REGONOL ® (pyridostigmine bromide injection, USP) 2 mL single-dose ampule is for intravenous use only. This drug should be administered by or under the supervision of experienced clinicians familiar with the use of agents which reverse or antagonize the effects of neuromuscular blocking agents. Dosage must be individualized in each case. The dosage information which follows is derived from studies based upon units of drug per unit of body weight and is intended to serve as a guide only. Parenteral drug products should be inspected visually for particulate matter and discoloration prior to administration, whenever solution and container permit.
NOTE: CONTAINS BENZYL ALCOHOL (see PRECAUTIONS)
Reversal doses of REGONOL ® range from 0.1 to 0.25 mg/kg. 5,10,11,12,13 The onset time to peak effect is dose-dependent; return of twitch height to 90% of control occurs within approximately 6 minutes following administration of a 0.25 mg/kg dose of REGONOL ®. 5,12 At lower doses, full recovery usually occurs within 15 minutes in most patients, although others may require a half-hour or more.
When REGONOL ® is given intravenously to reverse the action of muscle relaxant drugs, it is recommended that atropine sulfate (0.6 to 1.2 mg) or an equipotent dose of glycopyrrolate be given immediately prior to or simultaneously with the administration of REGONOL ®. Side effects, notably excessive secretions and bradycardia are thereby minimized. Please refer to the appropriate prescribing information prior to the use of glycopyrrolate or atropine sulfate.

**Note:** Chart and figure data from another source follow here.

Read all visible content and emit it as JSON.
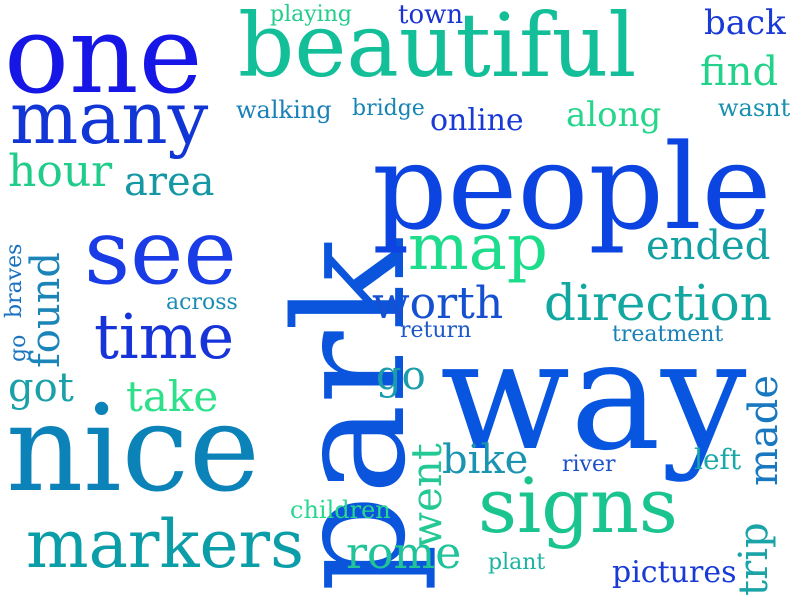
{
  "words": [
    {
      "key": "park",
      "text": "park",
      "color": "#0a55dc",
      "vertical": true
    },
    {
      "key": "people",
      "text": "people",
      "color": "#0b44e0",
      "vertical": false
    },
    {
      "key": "way",
      "text": "way",
      "color": "#0855e0",
      "vertical": false
    },
    {
      "key": "nice",
      "text": "nice",
      "color": "#0b82b8",
      "vertical": false
    },
    {
      "key": "one",
      "text": "one",
      "color": "#1616e6",
      "vertical": false
    },
    {
      "key": "beautiful",
      "text": "beautiful",
      "color": "#12bf98",
      "vertical": false
    },
    {
      "key": "see",
      "text": "see",
      "color": "#1a3ce6",
      "vertical": false
    },
    {
      "key": "many",
      "text": "many",
      "color": "#1236d6",
      "vertical": false
    },
    {
      "key": "signs",
      "text": "signs",
      "color": "#19c48f",
      "vertical": false
    },
    {
      "key": "markers",
      "text": "markers",
      "color": "#0b9ea8",
      "vertical": false
    },
    {
      "key": "time",
      "text": "time",
      "color": "#1734d8",
      "vertical": false
    },
    {
      "key": "map",
      "text": "map",
      "color": "#1ddc8c",
      "vertical": false
    },
    {
      "key": "direction",
      "text": "direction",
      "color": "#12a7a0",
      "vertical": false
    },
    {
      "key": "worth",
      "text": "worth",
      "color": "#1550d0",
      "vertical": false
    },
    {
      "key": "ended",
      "text": "ended",
      "color": "#13a0a3",
      "vertical": false
    },
    {
      "key": "hour",
      "text": "hour",
      "color": "#20cc8a",
      "vertical": false
    },
    {
      "key": "area",
      "text": "area",
      "color": "#1598a4",
      "vertical": false
    },
    {
      "key": "find",
      "text": "find",
      "color": "#22d18a",
      "vertical": false
    },
    {
      "key": "back",
      "text": "back",
      "color": "#1a3ad6",
      "vertical": false
    },
    {
      "key": "along",
      "text": "along",
      "color": "#26d68c",
      "vertical": false
    },
    {
      "key": "online",
      "text": "online",
      "color": "#1a3ad6",
      "vertical": false
    },
    {
      "key": "walking",
      "text": "walking",
      "color": "#1a80b8",
      "vertical": false
    },
    {
      "key": "bridge",
      "text": "bridge",
      "color": "#1884b4",
      "vertical": false
    },
    {
      "key": "playing",
      "text": "playing",
      "color": "#24cc8c",
      "vertical": false
    },
    {
      "key": "town",
      "text": "town",
      "color": "#1a32d0",
      "vertical": false
    },
    {
      "key": "wasnt",
      "text": "wasnt",
      "color": "#1890b0",
      "vertical": false
    },
    {
      "key": "take",
      "text": "take",
      "color": "#2ee08a",
      "vertical": false
    },
    {
      "key": "got",
      "text": "got",
      "color": "#1aa0a8",
      "vertical": false
    },
    {
      "key": "found",
      "text": "found",
      "color": "#1b84b8",
      "vertical": true
    },
    {
      "key": "braves",
      "text": "braves",
      "color": "#1870c0",
      "vertical": true
    },
    {
      "key": "go_small",
      "text": "go",
      "color": "#1a74c0",
      "vertical": true
    },
    {
      "key": "across",
      "text": "across",
      "color": "#1a8cb4",
      "vertical": false
    },
    {
      "key": "go",
      "text": "go",
      "color": "#1a9cac",
      "vertical": false
    },
    {
      "key": "return",
      "text": "return",
      "color": "#1c58c8",
      "vertical": false
    },
    {
      "key": "treatment",
      "text": "treatment",
      "color": "#1a80b8",
      "vertical": false
    },
    {
      "key": "made",
      "text": "made",
      "color": "#1878c0",
      "vertical": true
    },
    {
      "key": "bike",
      "text": "bike",
      "color": "#1a94b0",
      "vertical": false
    },
    {
      "key": "river",
      "text": "river",
      "color": "#1a50c8",
      "vertical": false
    },
    {
      "key": "left",
      "text": "left",
      "color": "#1aa8a8",
      "vertical": false
    },
    {
      "key": "went",
      "text": "went",
      "color": "#24c894",
      "vertical": true
    },
    {
      "key": "children",
      "text": "children",
      "color": "#28d890",
      "vertical": false
    },
    {
      "key": "rome",
      "text": "rome",
      "color": "#20c498",
      "vertical": false
    },
    {
      "key": "plant",
      "text": "plant",
      "color": "#1ab4a0",
      "vertical": false
    },
    {
      "key": "trip",
      "text": "trip",
      "color": "#1aa4a8",
      "vertical": true
    },
    {
      "key": "pictures",
      "text": "pictures",
      "color": "#1a3ad6",
      "vertical": false
    }
  ]
}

To obtain maximum clinical benefits of REGONOL ® and to minimize the possibility of overdosage, the monitoring of muscle twitch response to peripheral nerve stimulation is advised. REGONOL ® should be administered after spontaneous recovery of neuromuscular function has begun.
Satisfactory reversal can be evident by adequate voluntary respiration, respiratory measurements and use of a peripheral nerve stimulator device. It is recommended that the patient be well-ventilated and a patent airway maintained until complete recovery of normal respiration is assured. Once satisfactory reversal has been attained following administration of REGONOL ®, recurrence of paralysis is unlikely to occur.
Inadequate reversal of neuromuscular blockade by anticholinesterase drugs is possible with all curariform drugs, and is managed by manual or mechanical ventilation until recovery is judged adequate. The administration of additional doses of anticholinesterase reversal agents is not recommended since excessive dosages of such drugs may produce depolarizing block through their own pharmacological actions.
Use in Pediatrics
The safety and efficacy of REGONOL ® (pyridostigmine bromide injection, USP) in pediatric patients have not been established, therefore no dosing recommendations can be made (see PRECAUTIONS).